Researchers at the University of Cambridge have proposed a new way of tracking hedgehog habitats. Because the animals themselves are too small to be spotted by satellite, the team focused on blackberry bushes, where they usually find shelter and food.
Data from the European Space Agency’s (ESA) Sentinel satellites combined with machine learning algorithms were used for the analysis.
The developed model combines methods of logistic regression, nearest-neighbor classification, and the TESSERA system for processing satellite images. Additionally, observational data from citizen scientists collected through the iNaturalist platform was taken into account.
According to the scientists, this hybrid approach allowed them to build a map of suspected hedgehog habitats across the UK.
To test the accuracy of the model, the researchers conducted field trials in Cambridge. They checked the AI’s predictions against real terrain and verified that the model reliably identified large open thickets. Smaller bushes under trees were worse, due to the limitations of satellite imagery.

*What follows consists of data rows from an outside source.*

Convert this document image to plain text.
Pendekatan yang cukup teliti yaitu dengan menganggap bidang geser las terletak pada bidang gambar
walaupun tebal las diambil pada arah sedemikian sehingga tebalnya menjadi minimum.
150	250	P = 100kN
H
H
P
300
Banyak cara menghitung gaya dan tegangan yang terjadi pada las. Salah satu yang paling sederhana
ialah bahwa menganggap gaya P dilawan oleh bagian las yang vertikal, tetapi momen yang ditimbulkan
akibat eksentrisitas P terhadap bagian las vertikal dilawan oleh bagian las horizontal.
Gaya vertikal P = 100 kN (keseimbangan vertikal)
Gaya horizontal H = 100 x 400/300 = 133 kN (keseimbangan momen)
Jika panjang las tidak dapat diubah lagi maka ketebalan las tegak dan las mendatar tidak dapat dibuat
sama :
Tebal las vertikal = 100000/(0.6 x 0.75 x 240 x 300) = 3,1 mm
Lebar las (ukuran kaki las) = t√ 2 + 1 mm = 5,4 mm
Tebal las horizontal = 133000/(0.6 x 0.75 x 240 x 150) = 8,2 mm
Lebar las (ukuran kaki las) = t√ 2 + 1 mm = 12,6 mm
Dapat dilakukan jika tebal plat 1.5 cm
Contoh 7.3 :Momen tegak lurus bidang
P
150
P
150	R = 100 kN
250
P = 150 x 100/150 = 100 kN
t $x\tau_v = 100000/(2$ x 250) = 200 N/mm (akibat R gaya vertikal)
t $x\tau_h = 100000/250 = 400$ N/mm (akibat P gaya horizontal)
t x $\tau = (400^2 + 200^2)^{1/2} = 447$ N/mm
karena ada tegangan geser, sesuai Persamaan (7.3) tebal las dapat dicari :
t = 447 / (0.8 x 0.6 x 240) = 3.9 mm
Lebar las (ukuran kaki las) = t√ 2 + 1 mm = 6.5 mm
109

Despite the fact that the project is still at an early stage, its potential is already evident, according to the authors of the study. Unlike time-consuming nighttime observations, satellite analytics can cover large areas simultaneously, making it useful for national conservation programs.
The scientists emphasize that this is still a proof of concept, and the model itself has not yet been fully peer-reviewed. Nevertheless, they plan to continue the research by expanding testing and developing an active learning system that can be used in the field via mobile devices.
University officials emphasized that the potential of the method goes far beyond hedgehog protection. Similar algorithms could be used to monitor invasive plants, agricultural pests or track changes in ecosystems.
The Cambridge project shows how relatively simple AI tools can solve the problems of biodiversity conservation and complement traditional methods of field research, experts believe.